The induction of apoptosis in BEL-7402 cells by an iridium(III) complex through lysosome–mitochondria pathway

Abstract

A new iridium(III) polypyridyl complex [Ir(ppy)2(DPBD)](PF6) (ppy = 2-phenylpyridine, DPBD = 4-(dipyrido[3,2-a:2′,3′-c]phenazin-11-yl)benzene-1,2-diamine, Ir-1) was synthesized and characterized by element analysis, ESI-MS, IR, 1H NMR and 13C NMR. The cytotoxicity in vitro of the complex against cancer BEL-7402, A549, Eca-109 and normal LO2 cells was evaluated by 3-(4,5-dimethylthiazole)-2,5-diphenyltetraazolium bromide (MTT) method. The IC50 values of the complex toward BEL-7402, A549 and Eca-109 are 13.8 ± 0.7, 14.5 ± 0.6 and 15.2 ± 2.4 µM, respectively.

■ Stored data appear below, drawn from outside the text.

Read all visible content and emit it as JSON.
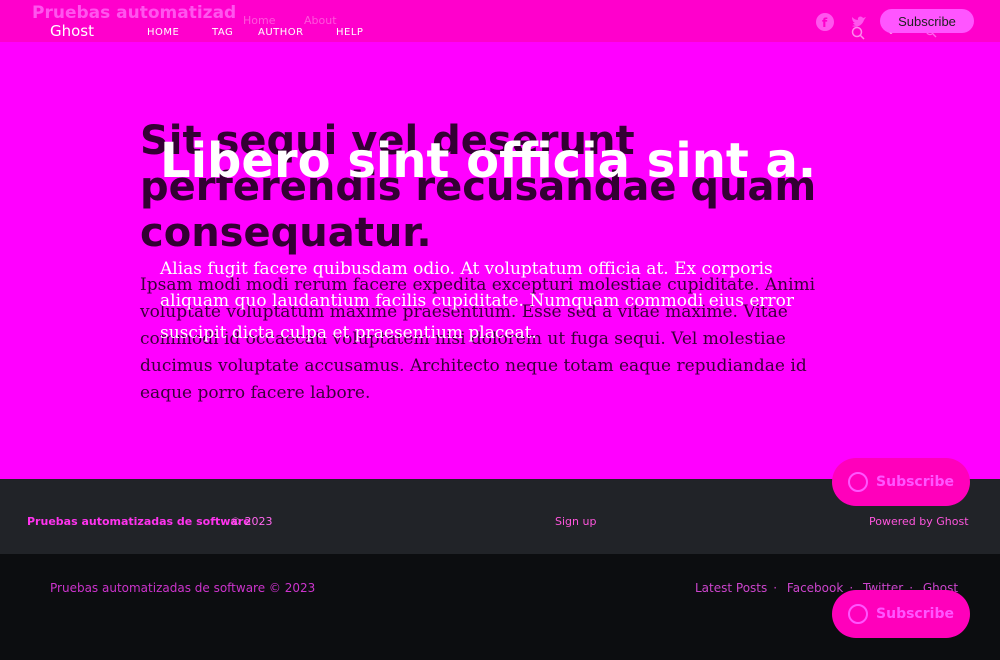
{
  "header": {
    "site_title": "Pruebas automatizad",
    "ghost_logo": "Ghost",
    "nav_overlay": [
      "Home",
      "About"
    ],
    "nav": [
      "HOME",
      "TAG",
      "AUTHOR",
      "HELP"
    ],
    "subscribe_label": "Subscribe",
    "icons": [
      "facebook-icon",
      "twitter-icon",
      "search-icon",
      "rss-icon"
    ]
  },
  "hero": {
    "title_dark": "Sit sequi vel deserunt perferendis recusandae quam consequatur.",
    "title_light": "Libero sint officia sint a.",
    "excerpt_dark": "Ipsam modi modi rerum facere expedita excepturi molestiae cupiditate. Animi voluptate voluptatum maxime praesentium. Esse sed a vitae maxime. Vitae commodi id occaecati voluptatem nisi dolorem ut fuga sequi. Vel molestiae ducimus voluptate accusamus. Architecto neque totam eaque repudiandae id eaque porro facere labore.",
    "excerpt_light": "Alias fugit facere quibusdam odio. At voluptatum officia at. Ex corporis aliquam quo laudantium facilis cupiditate. Numquam commodi eius error suscipit dicta culpa et praesentium placeat."
  },
  "footer_top": {
    "site": "Pruebas automatizadas de software",
    "copyright": "© 2023",
    "signup": "Sign up",
    "powered": "Powered by Ghost"
  },
  "footer_bottom": {
    "copyright": "Pruebas automatizadas de software © 2023",
    "links": [
      "Latest Posts",
      "Facebook",
      "Twitter",
      "Ghost"
    ],
    "separator": "·"
  },
  "portal_label": "Subscribe",
  "colors": {
    "accent": "#ff00ff",
    "topbar": "#ff00cc",
    "footer": "#212328",
    "footer_dark": "#0c0d10"
  }
}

The apoptosis was studied with acridine orange (AO) and ethidium bromide (EB) staining method and comet assay. The reactive oxygen species including superoxide anion and NO, the location of the complex at lysosomes, lysosomal membrane permeabilization, location of the complex at mitochondria and the change of mitochondrial membrane potential were assayed under a fluorescent microscope. The complex can enhance the intracellular Ca2+ levels and induce a release of cytochrome c. In addition, the complex can cause autophagy and upregulate the expression of LC-3 and Beclin-1 proteins. The complex inhibits the cell growth at S phase. The effects of the complex on the expression of caspase 3 and Bcl-2 family proteins were explored. The results show that the complex induces apoptosis in BEL-7402 cells through lysosome–mitochondrial dysfunction pathway, which was accompanied by the regulation of Bcl-2 family proteins.